Os primeiros raios de sol começaram a surgir no horizonte que os cercava e enquanto os homens cantarolavam e se movimentavam para lá e para cá, o capitão passou o comando do leme para um dos marinheiros que estava distraído olhando hipnotizado para este mesmo imenso horizonte. Então se afastou e olhou para os lados e retirou do bolso de sua calça um anel prateado com uma caveira entalhada nele que emitia um brilho verde-escuro quando a luz do sol o iluminava. Porém, na sombra ele parecia um anel velho e emitia um brilho indefinido de cobre com prata.
— Podemos liberar alguns homens para descansar, capitão? — o marinheiro que cuidava do timão interrompeu os pensamentos do capitão que de súbito escondera novamente o anel no bolso.

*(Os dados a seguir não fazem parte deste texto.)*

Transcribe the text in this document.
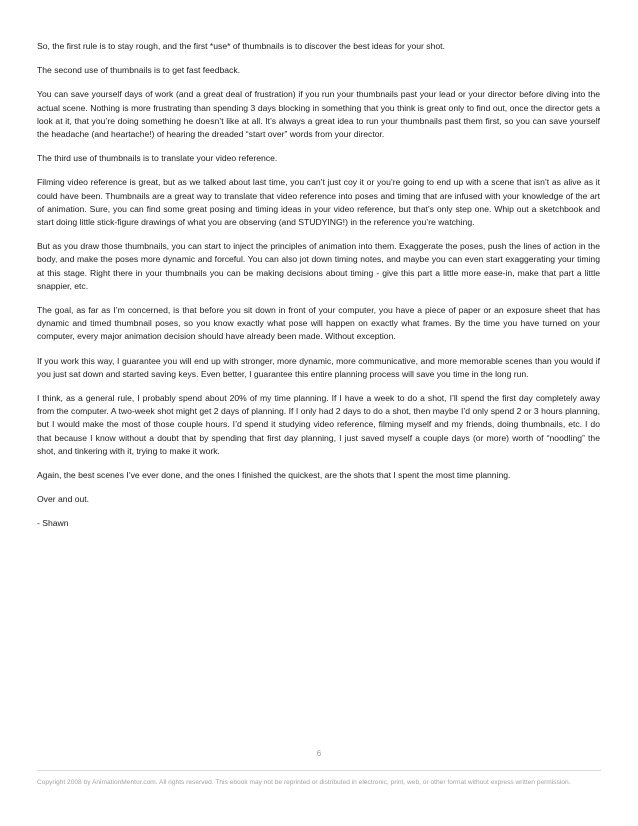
So, the first rule is to stay rough, and the first *use* of thumbnails is to discover the best ideas for your shot.

The second use of thumbnails is to get fast feedback.

You can save yourself days of work (and a great deal of frustration) if you run your thumbnails past your lead or your director before diving into the actual scene. Nothing is more frustrating than spending 3 days blocking in something that you think is great only to find out, once the director gets a look at it, that you’re doing something he doesn’t like at all. It’s always a great idea to run your thumbnails past them first, so you can save yourself the headache (and heartache!) of hearing the dreaded “start over” words from your director.

The third use of thumbnails is to translate your video reference.

Filming video reference is great, but as we talked about last time, you can’t just coy it or you’re going to end up with a scene that isn’t as alive as it could have been. Thumbnails are a great way to translate that video reference into poses and timing that are infused with your knowledge of the art of animation. Sure, you can find some great posing and timing ideas in your video reference, but that’s only step one. Whip out a sketchbook and start doing little stick-figure drawings of what you are observing (and STUDYING!) in the reference you’re watching.

But as you draw those thumbnails, you can start to inject the principles of animation into them. Exaggerate the poses, push the lines of action in the body, and make the poses more dynamic and forceful. You can also jot down timing notes, and maybe you can even start exaggerating your timing at this stage. Right there in your thumbnails you can be making decisions about timing - give this part a little more ease-in, make that part a little snappier, etc.

The goal, as far as I’m concerned, is that before you sit down in front of your computer, you have a piece of paper or an exposure sheet that has dynamic and timed thumbnail poses, so you know exactly what pose will happen on exactly what frames. By the time you have turned on your computer, every major animation decision should have already been made. Without exception.

If you work this way, I guarantee you will end up with stronger, more dynamic, more communicative, and more memorable scenes than you would if you just sat down and started saving keys. Even better, I guarantee this entire planning process will save you time in the long run.

I think, as a general rule, I probably spend about 20% of my time planning. If I have a week to do a shot, I’ll spend the first day completely away from the computer. A two-week shot might get 2 days of planning. If I only had 2 days to do a shot, then maybe I’d only spend 2 or 3 hours planning, but I would make the most of those couple hours. I’d spend it studying video reference, filming myself and my friends, doing thumbnails, etc. I do that because I know without a doubt that by spending that first day planning, I just saved myself a couple days (or more) worth of “noodling” the shot, and tinkering with it, trying to make it work.

Again, the best scenes I’ve ever done, and the ones I finished the quickest, are the shots that I spent the most time planning.

Over and out.

- Shawn

6
Copyright 2008 by AnimationMentor.com. All rights reserved. This ebook may not be reprinted or distributed in electronic, print, web, or other format without express written permission.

— Sim, pode mandá-los descansar nesta parte da manhã. Vou me retirar à minha cabine e não quero ser perturbado até a hora do almoço.
— Sim, capitão.
“O capitão está de novo com aqueles malditos pensamentos” sussurravam alguns. “Algo de ruim vai acontecer” pensavam outros. Olhares discretos seguiam o capitão que se movimentava pelo convés. Não se ouviam mais vozes, nem o barulho de correntes ou dos barris sendo arrastados. Apenas os passos firmes do capitão que se misturavam com o som das ondas do mar batendo no casco do navio. Quando o capitão fechou a porta, todos voltaram ao que estavam fazendo.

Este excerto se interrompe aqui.